- This quarter will see a good improvement in the revenues and profit margins of various pharmaceutical majors as compared with their performance in Q4FY2005. That is because the domestic demand picked up in this quarter; in the same quarter in the previous year the domestic revenues of these companies had declined sharply as a result of de-stocking due to the implementation of VAT. Apart from this, the cost-cutting methods employed by various companies may also result in higher margins.

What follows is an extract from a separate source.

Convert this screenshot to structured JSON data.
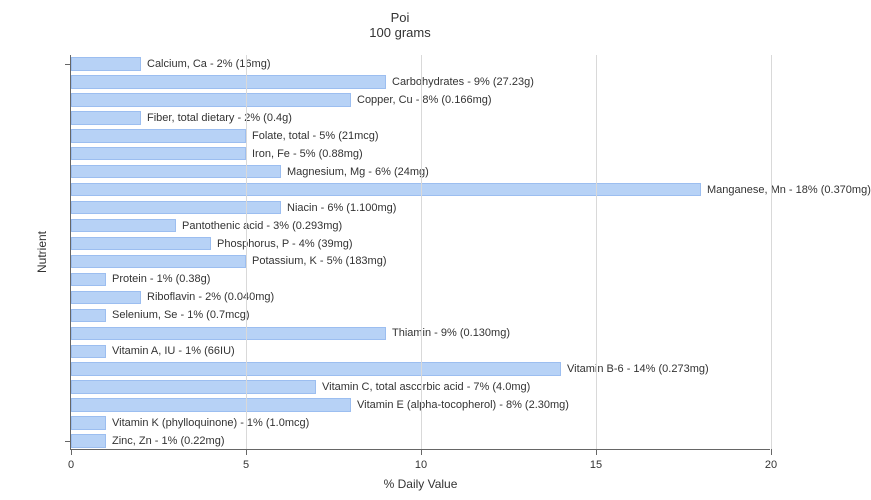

The price erosion in the US markets continues but some of the big pharma firms like Ranbaxy
Laboratories and Lupin are expected to benefit from the increasing generic opportunities in FY2007 as blockbuster drugs like Pravastatin and Simvastatin go generic during the year. - For this quarter Cipla is expected to show a 28% growth in its net profit yoy. The growth would be driven primarily by the improvement in its domestic formulation business, a possible increase in the other operating
revenues and increased bulk drug exports due to the supply of new drugs to its partners in the regulated markets. - Cadila Healthcare is expected to show a substantial growth of 60% in the bottom line to Rs35.5 crore due to higher margins driven by increased domestic formulation sales and exports to the regulated markets.
- Unichem Laboratories, which is primarily a formulation maker, is also expected to benefit from the rising domestic demand and may show close to 30% growth in its net profit.
- For this quarter, Lupin is expected to show a strong growth in its profit after tax (PAT; over 80% yoy) due to a much better domestic demand for its goods and higher revenues from key molecules like Suprax in the regulated
markets as the flu season was in full swing during the quarter. - Ranbaxy Laboratories is also expected to show a 15% growth in its net profit due to better revenues from the Commonwealth of Independent States, Africa and Europe, and higher domestic formulation sales. Also lower costs due to lesser litigation costs, and stabilising research and development expenses are expected to bump up the margins sequentially.
- We expect Orchid Chemicals to show a steady 25% increase in its revenues led by the sale of the key cephalosporins in the US markets. We also expect its PAT to increase by more than 40% yoy (despite a deferred tax write-back of Rs9.7 crore in Q4FY2005 that inflated the PAT to Rs16.6 crore in Q4FY2005).